# TwelveLabs Pegasus on Amazon Bedrock Workshop

TwelveLabs is a leading provider of multimodal AI models specializing in video understanding and analysis. TwelveLabs' advanced models enable sophisticated video search, analysis, and content generation capabilities through state-of-the-art computer vision and natural language processing technologies. Amazon Bedrock now offers two TwelveLabs models: TwelveLabs Pegasus 1.2, which provides comprehensive video understanding and analysis, and TwelveLabs Marengo Embed 2.7, which generates high-quality embeddings for video, text, audio, and image content. These models empower developers to build applications that can intelligently process, analyze, and derive insights from video data at scale.

## Part 0: Setup

### Dependencies

In [1]:
%pip install -r requirements.txt -Uq

Note: you may need to restart the kernel to use updated packages.


In [2]:
import boto3, botocore
import json
import re
import uuid
import time
from IPython.display import clear_output, HTML, display, Image
from opensearchpy import AWSV4SignerAuth, OpenSearch, RequestsHttpConnection

### Configure boto3

In [3]:
AWS_REGION = "us-west-2" # TODO: Replace with your AWS region

In [7]:
# Initialize AWS session
session = boto3.Session(profile_name='tl-dev-oregon') # TODO: Replace with your AWS profile

# Initialize AWS clients
bedrock_client = session.client('bedrock-runtime', region_name=AWS_REGION)
s3_client = session.client('s3')

### Configure S3

In [8]:
# S3 Configuration
S3_BUCKET_NAME = "tl-bedrock-samples-us-west-2" # TODO: Replace with your S3 bucket name
S3_VIDEOS_PATH = "videos"

# Validate S3 bucket name
if S3_BUCKET_NAME == "<YOUR_S3_BUCKET_NAME>" or S3_BUCKET_NAME == "":
    raise ValueError("Please replace <YOUR_S3_BUCKET_NAME> with your S3 bucket name")

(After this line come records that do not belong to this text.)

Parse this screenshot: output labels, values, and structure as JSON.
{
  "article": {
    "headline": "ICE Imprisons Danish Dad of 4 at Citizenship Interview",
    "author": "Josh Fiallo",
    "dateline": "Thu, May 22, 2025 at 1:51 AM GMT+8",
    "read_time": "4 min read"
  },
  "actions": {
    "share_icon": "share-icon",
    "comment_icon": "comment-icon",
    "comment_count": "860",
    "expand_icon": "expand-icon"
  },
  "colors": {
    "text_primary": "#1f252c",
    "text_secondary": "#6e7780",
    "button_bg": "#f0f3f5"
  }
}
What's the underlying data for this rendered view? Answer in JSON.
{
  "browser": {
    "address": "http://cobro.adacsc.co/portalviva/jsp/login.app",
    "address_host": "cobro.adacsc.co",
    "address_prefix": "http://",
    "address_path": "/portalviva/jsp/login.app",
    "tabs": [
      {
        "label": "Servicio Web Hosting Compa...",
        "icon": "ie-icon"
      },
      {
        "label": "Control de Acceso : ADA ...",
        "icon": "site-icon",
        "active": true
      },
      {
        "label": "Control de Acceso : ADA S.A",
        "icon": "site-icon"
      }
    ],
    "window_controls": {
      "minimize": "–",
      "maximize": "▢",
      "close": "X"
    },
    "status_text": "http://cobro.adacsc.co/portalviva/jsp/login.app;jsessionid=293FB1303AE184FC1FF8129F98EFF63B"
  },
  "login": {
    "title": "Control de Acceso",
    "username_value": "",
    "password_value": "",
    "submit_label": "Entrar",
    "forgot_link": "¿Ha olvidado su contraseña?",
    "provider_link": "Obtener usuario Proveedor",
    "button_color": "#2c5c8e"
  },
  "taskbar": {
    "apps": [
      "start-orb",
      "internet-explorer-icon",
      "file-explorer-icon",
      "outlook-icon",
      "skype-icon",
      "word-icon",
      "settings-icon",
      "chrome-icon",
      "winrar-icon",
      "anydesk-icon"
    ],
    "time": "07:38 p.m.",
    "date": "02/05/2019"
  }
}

#### Set up sample dataset to S3 bucket

In [9]:
# AWS Account ID for S3 bucket ownership
aws_account_id = session.client('sts').get_caller_identity()["Account"]

print(f"AWS Account ID: {aws_account_id}")
print(f"S3 Bucket: {S3_BUCKET_NAME}")
print(f"S3 Videos Path: {S3_VIDEOS_PATH}")

# Verify bucket access
try:
    s3_client.head_bucket(Bucket=S3_BUCKET_NAME)
    print(f"✅ Successfully connected to S3 bucket: {S3_BUCKET_NAME}")
except Exception as e:
    print(f"❌ Error accessing S3 bucket: {e}")
    print("Please ensure the bucket exists and you have proper permissions.")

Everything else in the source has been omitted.